There's also obvious moral hazard with this model. It's kinda like the fox
guarding the hen house. Having the same department be code writer, operations
and auditor seems like an awful Idea. If one has a tight dead line, they're
going to cut corners. We've all seen it.

This model can only exist in a start-up because of man power constraints. Your
first few hires are going to be amazing and may actually be capable of such a
role. However, as time goes on, this person has built a castle that can't be
touched. You're also going to find that as a company grows, the spread of
aptitude and skill grows wider, making this model seem absolutely absurd. The
simple chaotic environment that your """"secdevops"""" started in will not be
the same two years from now. Newer employees are going to lack contextual
knowledge due to the increased complexity and by the simple fact that they
didn't build it.

In practice, most people are partly responsible for keeping the organization
secure. This isn't news...

in other news, Yay! a new buzz word.

------
gregshap
I'm blown away by the author's ability to fit so many buzzwords into so little
content.

------
bsamuels
I think that calling this a marriage between DevOps and SecOps is a serious
misnomer.

Traditionally, SecOps people are very IT oriented, and spend their time
auditing existing infrastructure for vulnerabilities using automated tools,
watching for hostile network traffic, etc. Very little programming or
application security knowledge is required, but lots of networking and IT
knowledge is required.

I assume that by SecOps, the OP is referring to Application Security
Engineering. This field works much closer to the developers, has knowledge of
how to build security into products, and usually has programming experience.

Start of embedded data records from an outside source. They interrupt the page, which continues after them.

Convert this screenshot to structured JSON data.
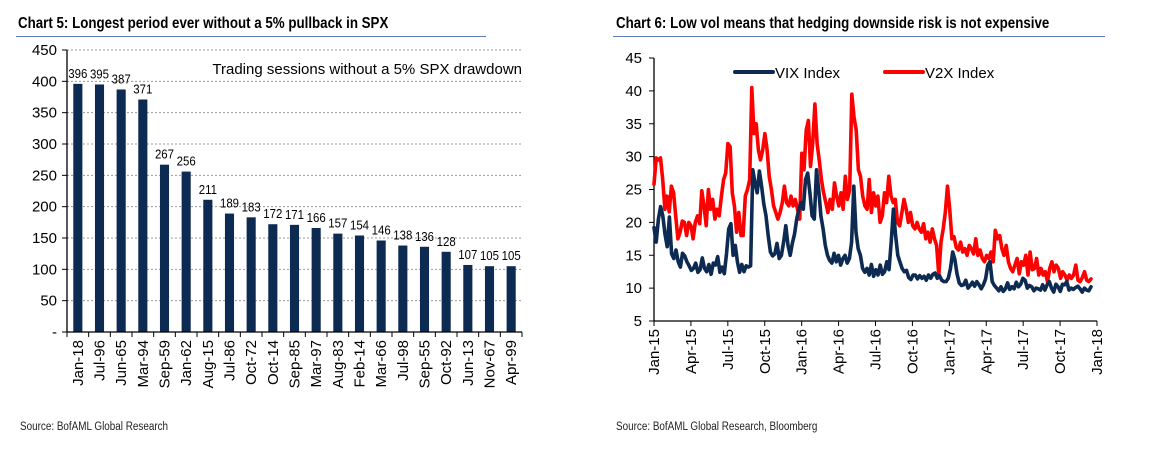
{
  "chart_data": [
    {
      "type": "bar",
      "title": "Chart 5: Longest period ever without a 5% pullback in SPX",
      "annotation": "Trading sessions without a 5% SPX drawdown",
      "categories": [
        "Jan-18",
        "Jul-96",
        "Jun-65",
        "Mar-94",
        "Sep-59",
        "Jan-62",
        "Aug-15",
        "Jul-86",
        "Oct-72",
        "Oct-14",
        "Sep-85",
        "Mar-97",
        "Aug-83",
        "Feb-14",
        "Mar-66",
        "Jul-98",
        "Sep-55",
        "Oct-92",
        "Jun-13",
        "Nov-67",
        "Apr-99"
      ],
      "values": [
        396,
        395,
        387,
        371,
        267,
        256,
        211,
        189,
        183,
        172,
        171,
        166,
        157,
        154,
        146,
        138,
        136,
        128,
        107,
        105,
        105
      ],
      "data_labels": [
        "396",
        "395",
        "387",
        "371",
        "267",
        "256",
        "211",
        "189",
        "183",
        "172",
        "171",
        "166",
        "157",
        "154",
        "146",
        "138",
        "136",
        "128",
        "107",
        "105",
        "105"
      ],
      "xlabel": "",
      "ylabel": "",
      "ylim": [
        0,
        450
      ],
      "yticks": [
        0,
        50,
        100,
        150,
        200,
        250,
        300,
        350,
        400,
        450
      ],
      "ytick_labels": [
        "-",
        "50",
        "100",
        "150",
        "200",
        "250",
        "300",
        "350",
        "400",
        "450"
      ],
      "grid": true,
      "bar_color": "#0c2a52",
      "source": "Source: BofAML Global Research"
    },
    {
      "type": "line",
      "title": "Chart 6: Low vol means that hedging downside risk is not expensive",
      "xlabel": "",
      "ylabel": "",
      "ylim": [
        5,
        45
      ],
      "yticks": [
        5,
        10,
        15,
        20,
        25,
        30,
        35,
        40,
        45
      ],
      "ytick_labels": [
        "5",
        "10",
        "15",
        "20",
        "25",
        "30",
        "35",
        "40",
        "45"
      ],
      "xlim_months": [
        0,
        36
      ],
      "xticks_months": [
        0,
        3,
        6,
        9,
        12,
        15,
        18,
        21,
        24,
        27,
        30,
        33,
        36
      ],
      "xtick_labels": [
        "Jan-15",
        "Apr-15",
        "Jul-15",
        "Oct-15",
        "Jan-16",
        "Apr-16",
        "Jul-16",
        "Oct-16",
        "Jan-17",
        "Apr-17",
        "Jul-17",
        "Oct-17",
        "Jan-18"
      ],
      "legend": "top-center",
      "grid": false,
      "x_unit": "weeks since Jan-15",
      "series": [
        {
          "name": "VIX Index",
          "color": "#0c2a52",
          "values": [
            19.2,
            17.0,
            20.5,
            22.4,
            21.0,
            18.2,
            16.3,
            20.8,
            15.2,
            14.5,
            15.8,
            14.0,
            13.2,
            15.3,
            14.9,
            14.0,
            13.4,
            12.7,
            13.0,
            13.8,
            12.4,
            12.8,
            14.6,
            13.0,
            12.5,
            13.6,
            12.1,
            13.8,
            13.5,
            14.8,
            12.4,
            13.2,
            12.2,
            15.2,
            19.0,
            19.8,
            15.0,
            16.5,
            14.0,
            12.4,
            13.6,
            12.5,
            13.4,
            13.2,
            13.4,
            28.0,
            26.0,
            24.5,
            27.8,
            25.5,
            22.8,
            21.0,
            18.0,
            15.5,
            14.9,
            15.2,
            16.8,
            14.5,
            15.0,
            17.0,
            19.5,
            16.5,
            15.0,
            16.8,
            18.2,
            20.5,
            22.0,
            23.0,
            22.0,
            26.5,
            27.5,
            24.5,
            21.0,
            20.5,
            28.0,
            25.0,
            21.0,
            19.0,
            16.5,
            15.0,
            14.2,
            13.8,
            15.3,
            14.0,
            15.0,
            13.5,
            14.5,
            15.0,
            13.8,
            14.5,
            17.0,
            25.5,
            18.5,
            16.0,
            15.0,
            13.0,
            12.4,
            13.0,
            12.0,
            13.6,
            11.8,
            12.8,
            12.0,
            13.5,
            12.1,
            12.5,
            14.0,
            12.8,
            17.0,
            22.0,
            18.0,
            15.0,
            14.0,
            13.0,
            12.5,
            12.7,
            11.6,
            11.3,
            12.0,
            12.0,
            11.4,
            11.9,
            11.5,
            11.8,
            11.2,
            12.0,
            11.5,
            12.1,
            12.3,
            11.5,
            11.9,
            11.2,
            11.0,
            11.0,
            11.5,
            13.0,
            15.5,
            14.4,
            12.2,
            10.8,
            10.4,
            10.5,
            11.2,
            10.0,
            10.4,
            10.9,
            10.3,
            11.0,
            10.5,
            9.9,
            10.5,
            11.4,
            13.5,
            14.0,
            11.0,
            10.4,
            10.0,
            9.6,
            10.2,
            9.5,
            9.9,
            10.8,
            9.8,
            10.2,
            9.9,
            10.9,
            10.2,
            10.6,
            11.5,
            11.2,
            10.0,
            10.4,
            10.2,
            9.6,
            10.0,
            9.9,
            9.7,
            10.5,
            9.7,
            10.5,
            11.0,
            10.0,
            9.4,
            10.6,
            10.2,
            9.5,
            10.6,
            10.5,
            11.0,
            9.7,
            10.0,
            9.8,
            10.1,
            10.3,
            9.9,
            9.4,
            10.0,
            9.7,
            9.6,
            10.2
          ],
          "note": "approximate weekly levels read from the plot"
        },
        {
          "name": "V2X Index",
          "color": "#ff0000",
          "values": [
            25.8,
            29.8,
            29.5,
            29.8,
            26.5,
            22.0,
            24.0,
            21.6,
            25.5,
            24.5,
            21.0,
            17.5,
            18.5,
            20.2,
            20.0,
            18.0,
            20.0,
            19.5,
            17.5,
            20.0,
            21.0,
            19.8,
            24.8,
            22.5,
            19.5,
            25.0,
            22.0,
            23.5,
            20.5,
            22.0,
            21.0,
            24.0,
            26.5,
            27.5,
            32.0,
            31.5,
            24.5,
            22.5,
            18.5,
            21.5,
            18.0,
            18.0,
            24.0,
            25.0,
            26.5,
            40.5,
            33.5,
            35.0,
            31.0,
            29.5,
            31.0,
            33.5,
            31.0,
            27.0,
            25.0,
            22.5,
            21.5,
            20.5,
            21.5,
            23.0,
            25.5,
            23.0,
            22.5,
            24.0,
            22.5,
            23.5,
            22.0,
            20.5,
            30.5,
            28.0,
            34.0,
            35.5,
            28.5,
            32.0,
            38.0,
            32.0,
            29.5,
            26.5,
            24.5,
            23.0,
            21.5,
            23.5,
            22.0,
            26.0,
            24.0,
            22.5,
            24.5,
            22.0,
            27.0,
            23.5,
            25.0,
            39.5,
            36.0,
            34.0,
            28.0,
            27.0,
            24.0,
            22.5,
            22.0,
            26.5,
            21.5,
            24.5,
            22.5,
            24.0,
            20.0,
            21.0,
            24.5,
            23.0,
            27.0,
            24.0,
            23.0,
            23.5,
            20.0,
            19.5,
            21.5,
            23.5,
            22.0,
            20.0,
            21.5,
            19.5,
            19.0,
            20.0,
            19.0,
            18.5,
            19.8,
            17.5,
            18.5,
            17.0,
            19.0,
            17.5,
            16.5,
            12.0,
            17.0,
            19.0,
            21.5,
            25.5,
            22.0,
            17.5,
            17.8,
            16.2,
            15.8,
            17.0,
            15.5,
            16.0,
            15.0,
            16.5,
            16.0,
            15.2,
            17.5,
            15.0,
            15.8,
            14.5,
            14.0,
            15.0,
            14.5,
            15.5,
            14.0,
            18.8,
            17.5,
            18.0,
            16.0,
            15.0,
            16.5,
            14.0,
            13.0,
            12.5,
            13.5,
            14.5,
            12.2,
            14.0,
            13.5,
            15.0,
            12.0,
            15.5,
            12.8,
            13.0,
            14.5,
            12.0,
            13.0,
            12.0,
            12.5,
            11.0,
            13.0,
            14.0,
            12.5,
            13.5,
            13.0,
            11.5,
            12.5,
            12.0,
            11.2,
            12.0,
            11.5,
            12.0,
            13.5,
            11.2,
            11.0,
            11.6,
            12.5,
            11.2,
            11.0,
            11.4
          ],
          "note": "approximate weekly levels read from the plot"
        }
      ],
      "source": "Source: BofAML Global Research, Bloomberg"
    }
  ]
}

This might seem like a nitpick, but the difference between SecOps people and
AppSec people is big enough that if you were to hire the one for the other's
job, you'd have a very bad time.

I'm not sure what a more accurate name would be (AppSecOps? AppSecDevOps?),
however calling it DevSecOps is too misleading.

------
robk
This seems like a pretty good development overall - more people looking at
application security across the org is a good thing imo especially if it can
provide another layer of defence for where the app developers missed something
or around new vulnerabilities just discovered. Even for things like Wordpress,
I like the additional hardening of a WAF and with tools like OSSEC (and
eventually more advanced tools like Immunio) on top of the usual app
hardening.